[I18n-sig] JapaneseCodecs 1.4.8 released

Tamito KAJIYAMA kajiyama@grad.sccs.chukyo-u.ac.jp
Thu, 5 Sep 2002 18:25:57 +0900

martin@v.loewis.de (Martin v. Loewis) writes:
| > Japanese characters that will be changed their corresponding
| > code points in Unicode are the following 7 characters.
| > (Although only Shift_JIS code points are shown below, EUC-JP and
| > ISO-2022-JP codecs will also be changed.)
| > 
| > 1. Shift_JIS 0x81ca
| >    japanese.sjis  -> U+00ac (NOT SIGN)
| >    japanese.ms932 -> U+ffe2 (FULLWIDTH NOT SIGN)
| Can you please elaborate on the rationale for picking the Microsoft
| mapping over the Consortium's mapping?

The only one reason for choosing the Microsoft mapping is that
it seems better.  The Consortium's mapping has a problem that
both 0x5c and 0x815f in Shift_JIS are mapped to U+005c, which
is in turn mapped to 0x5c in Shift_JIS.  In other words, the
Consortium's mapping is one-to-many.  On the other hand, the
Microsoft's mapping is one-to-one.  There is no conversion
problem like the one in the Consortium's mapping.  That's why
I think the Microsoft's mapping is better.

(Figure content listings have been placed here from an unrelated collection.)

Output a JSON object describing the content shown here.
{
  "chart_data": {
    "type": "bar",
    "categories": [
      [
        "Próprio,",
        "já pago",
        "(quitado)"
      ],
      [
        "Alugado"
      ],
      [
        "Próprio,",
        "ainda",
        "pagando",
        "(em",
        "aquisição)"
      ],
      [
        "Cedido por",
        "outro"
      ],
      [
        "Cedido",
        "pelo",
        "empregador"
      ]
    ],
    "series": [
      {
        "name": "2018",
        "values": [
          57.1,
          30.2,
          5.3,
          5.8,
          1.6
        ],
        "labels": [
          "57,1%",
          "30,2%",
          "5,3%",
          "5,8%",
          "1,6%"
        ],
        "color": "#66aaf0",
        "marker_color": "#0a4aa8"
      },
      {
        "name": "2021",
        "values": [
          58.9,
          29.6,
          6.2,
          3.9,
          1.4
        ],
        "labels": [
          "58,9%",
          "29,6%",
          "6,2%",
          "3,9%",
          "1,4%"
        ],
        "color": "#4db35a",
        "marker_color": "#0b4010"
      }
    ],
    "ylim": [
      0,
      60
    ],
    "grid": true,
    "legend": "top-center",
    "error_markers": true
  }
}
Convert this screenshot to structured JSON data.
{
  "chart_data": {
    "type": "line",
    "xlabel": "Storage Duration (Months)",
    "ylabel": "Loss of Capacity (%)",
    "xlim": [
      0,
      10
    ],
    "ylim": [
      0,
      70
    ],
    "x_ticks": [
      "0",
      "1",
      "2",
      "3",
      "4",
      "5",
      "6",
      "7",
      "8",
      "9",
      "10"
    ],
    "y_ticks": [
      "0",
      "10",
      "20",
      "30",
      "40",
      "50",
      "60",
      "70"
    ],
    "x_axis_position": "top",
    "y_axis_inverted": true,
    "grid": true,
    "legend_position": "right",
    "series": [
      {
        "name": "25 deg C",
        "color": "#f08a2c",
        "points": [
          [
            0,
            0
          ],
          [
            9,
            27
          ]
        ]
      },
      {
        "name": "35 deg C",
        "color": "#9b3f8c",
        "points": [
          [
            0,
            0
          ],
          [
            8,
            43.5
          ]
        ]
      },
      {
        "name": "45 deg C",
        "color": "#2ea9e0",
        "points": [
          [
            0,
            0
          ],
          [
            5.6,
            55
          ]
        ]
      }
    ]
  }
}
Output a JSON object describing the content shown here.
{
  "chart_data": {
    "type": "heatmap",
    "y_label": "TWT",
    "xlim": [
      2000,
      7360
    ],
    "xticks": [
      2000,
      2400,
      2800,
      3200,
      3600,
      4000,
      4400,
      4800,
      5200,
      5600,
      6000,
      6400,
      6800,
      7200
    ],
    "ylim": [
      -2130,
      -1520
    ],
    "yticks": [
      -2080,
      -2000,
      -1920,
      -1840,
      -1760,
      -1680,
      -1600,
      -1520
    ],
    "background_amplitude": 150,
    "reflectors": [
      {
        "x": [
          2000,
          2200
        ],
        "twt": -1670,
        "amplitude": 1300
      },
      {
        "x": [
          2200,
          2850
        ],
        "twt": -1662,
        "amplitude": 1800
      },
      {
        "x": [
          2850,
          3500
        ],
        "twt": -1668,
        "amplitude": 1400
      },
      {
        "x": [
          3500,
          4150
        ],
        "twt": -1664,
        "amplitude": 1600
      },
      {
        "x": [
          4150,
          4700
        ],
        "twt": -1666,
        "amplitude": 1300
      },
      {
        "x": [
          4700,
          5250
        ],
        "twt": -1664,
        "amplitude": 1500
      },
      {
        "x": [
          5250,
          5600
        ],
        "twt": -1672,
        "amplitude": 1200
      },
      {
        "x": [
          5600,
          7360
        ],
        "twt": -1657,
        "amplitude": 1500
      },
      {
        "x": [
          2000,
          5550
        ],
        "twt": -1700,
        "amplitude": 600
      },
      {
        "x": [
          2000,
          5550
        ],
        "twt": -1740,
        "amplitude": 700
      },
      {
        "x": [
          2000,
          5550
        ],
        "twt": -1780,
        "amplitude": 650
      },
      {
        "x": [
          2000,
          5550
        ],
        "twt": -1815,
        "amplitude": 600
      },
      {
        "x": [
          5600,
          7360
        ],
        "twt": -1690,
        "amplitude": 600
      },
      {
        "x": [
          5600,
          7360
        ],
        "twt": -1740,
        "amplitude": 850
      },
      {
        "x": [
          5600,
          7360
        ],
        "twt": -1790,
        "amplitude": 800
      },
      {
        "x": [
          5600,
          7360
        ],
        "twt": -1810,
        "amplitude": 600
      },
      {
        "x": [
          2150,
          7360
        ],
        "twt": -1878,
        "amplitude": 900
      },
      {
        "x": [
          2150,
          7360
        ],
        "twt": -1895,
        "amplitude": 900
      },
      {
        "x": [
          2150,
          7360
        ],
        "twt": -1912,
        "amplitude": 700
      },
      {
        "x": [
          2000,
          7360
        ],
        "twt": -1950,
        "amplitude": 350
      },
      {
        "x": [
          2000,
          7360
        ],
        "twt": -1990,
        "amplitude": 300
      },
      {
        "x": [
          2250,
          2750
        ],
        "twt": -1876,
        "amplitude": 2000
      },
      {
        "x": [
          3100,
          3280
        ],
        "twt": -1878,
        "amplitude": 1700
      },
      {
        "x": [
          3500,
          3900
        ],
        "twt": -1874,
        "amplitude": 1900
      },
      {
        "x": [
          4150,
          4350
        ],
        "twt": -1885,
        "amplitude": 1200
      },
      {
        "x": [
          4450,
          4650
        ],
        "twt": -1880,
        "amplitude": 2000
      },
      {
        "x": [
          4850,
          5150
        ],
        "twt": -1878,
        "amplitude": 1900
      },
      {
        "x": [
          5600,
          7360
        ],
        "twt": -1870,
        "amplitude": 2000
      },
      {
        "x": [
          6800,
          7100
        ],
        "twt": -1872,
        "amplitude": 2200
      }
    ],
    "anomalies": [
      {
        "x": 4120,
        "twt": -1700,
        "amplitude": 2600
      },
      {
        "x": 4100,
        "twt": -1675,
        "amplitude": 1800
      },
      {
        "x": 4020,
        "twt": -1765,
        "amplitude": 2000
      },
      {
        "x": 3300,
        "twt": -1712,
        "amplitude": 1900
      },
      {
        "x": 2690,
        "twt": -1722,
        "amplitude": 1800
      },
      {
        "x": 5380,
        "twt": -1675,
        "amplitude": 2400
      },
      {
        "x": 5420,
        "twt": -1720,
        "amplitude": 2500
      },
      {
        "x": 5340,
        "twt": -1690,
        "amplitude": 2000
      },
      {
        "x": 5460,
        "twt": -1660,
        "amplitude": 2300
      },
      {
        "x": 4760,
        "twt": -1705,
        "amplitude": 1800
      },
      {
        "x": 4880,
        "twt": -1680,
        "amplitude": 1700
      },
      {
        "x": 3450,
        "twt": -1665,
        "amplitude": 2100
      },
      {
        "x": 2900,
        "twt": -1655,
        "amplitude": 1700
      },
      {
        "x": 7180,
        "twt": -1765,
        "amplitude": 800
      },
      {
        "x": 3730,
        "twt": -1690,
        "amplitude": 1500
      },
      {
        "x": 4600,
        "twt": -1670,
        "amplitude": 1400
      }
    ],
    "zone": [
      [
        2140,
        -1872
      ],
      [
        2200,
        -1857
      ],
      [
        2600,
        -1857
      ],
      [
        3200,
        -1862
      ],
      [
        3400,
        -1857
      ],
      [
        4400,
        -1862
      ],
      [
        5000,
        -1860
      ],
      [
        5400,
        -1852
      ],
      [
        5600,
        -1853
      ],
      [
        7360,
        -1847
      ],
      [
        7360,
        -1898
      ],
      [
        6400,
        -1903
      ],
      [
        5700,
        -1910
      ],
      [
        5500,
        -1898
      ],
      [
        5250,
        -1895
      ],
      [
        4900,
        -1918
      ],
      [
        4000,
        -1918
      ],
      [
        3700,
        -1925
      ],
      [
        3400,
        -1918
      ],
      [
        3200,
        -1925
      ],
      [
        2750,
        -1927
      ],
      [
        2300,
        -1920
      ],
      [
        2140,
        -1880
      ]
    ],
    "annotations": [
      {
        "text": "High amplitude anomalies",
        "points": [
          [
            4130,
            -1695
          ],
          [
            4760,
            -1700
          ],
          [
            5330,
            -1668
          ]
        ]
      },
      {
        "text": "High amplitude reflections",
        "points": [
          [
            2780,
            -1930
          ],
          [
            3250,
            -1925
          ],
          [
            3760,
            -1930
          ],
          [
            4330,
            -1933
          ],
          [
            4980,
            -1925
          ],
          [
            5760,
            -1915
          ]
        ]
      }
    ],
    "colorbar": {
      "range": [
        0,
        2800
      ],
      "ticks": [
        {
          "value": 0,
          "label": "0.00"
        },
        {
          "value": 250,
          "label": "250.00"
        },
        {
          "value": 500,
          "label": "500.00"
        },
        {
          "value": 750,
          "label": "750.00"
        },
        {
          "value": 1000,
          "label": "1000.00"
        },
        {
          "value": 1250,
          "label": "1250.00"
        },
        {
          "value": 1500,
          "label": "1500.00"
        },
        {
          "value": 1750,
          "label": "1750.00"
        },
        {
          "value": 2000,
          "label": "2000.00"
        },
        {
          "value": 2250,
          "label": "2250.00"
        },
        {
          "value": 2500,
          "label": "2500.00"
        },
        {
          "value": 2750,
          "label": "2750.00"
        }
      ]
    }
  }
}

To tell the truth, I don't care whether a Unicode character that
corresponds to a character in Shift_JIS is a full-width form or
not.  What I want to solve by choosing the Microsoft's mapping
is only the problem just mentioned above.

| I also fail to see the need to align those encodings, at all. Why is
| it necessary that SJIS -> Unicode -> MS932 works for all SJIS texts?

The interoperability of the MS932 codec and other codecs is a
plus.  I don't think it is necessary.  However, it seems not
preferable to me that a small package like JapaneseCodecs has
an interoperability problem due to differences among vendor-
specific mappings.

| You might consider supporting "transliteration", either by default, or
| by means of a sjis//translit (and ms932//translit) encoding: If people
| use this encoding, you still have the Shift_JIS->Unicode mapping as
| above, but you would *also* map U+ffe2 to 0x81ca in sjis, and U+00ac
| to 0x81ca in Shift_JIS. That may solve the problems people have with
| the status-quo, while preserving backwards compatibility (and also
| compatibility with, say, Linux glibc codecs - which use the
| Consortium's database).

Sorry, I not sure I've got the picture of what transliteration
support would do.  Transliteration support is meant to solve
interoperability problems due to differences among vendor-
specific mappings, right?  I believe it's worth tackling the
interoperability problems, but I've not intended to do so in
the next release of JapaneseCodecs.


KAJIYAMA, Tamito <kajiyama@grad.sccs.chukyo-u.ac.jp>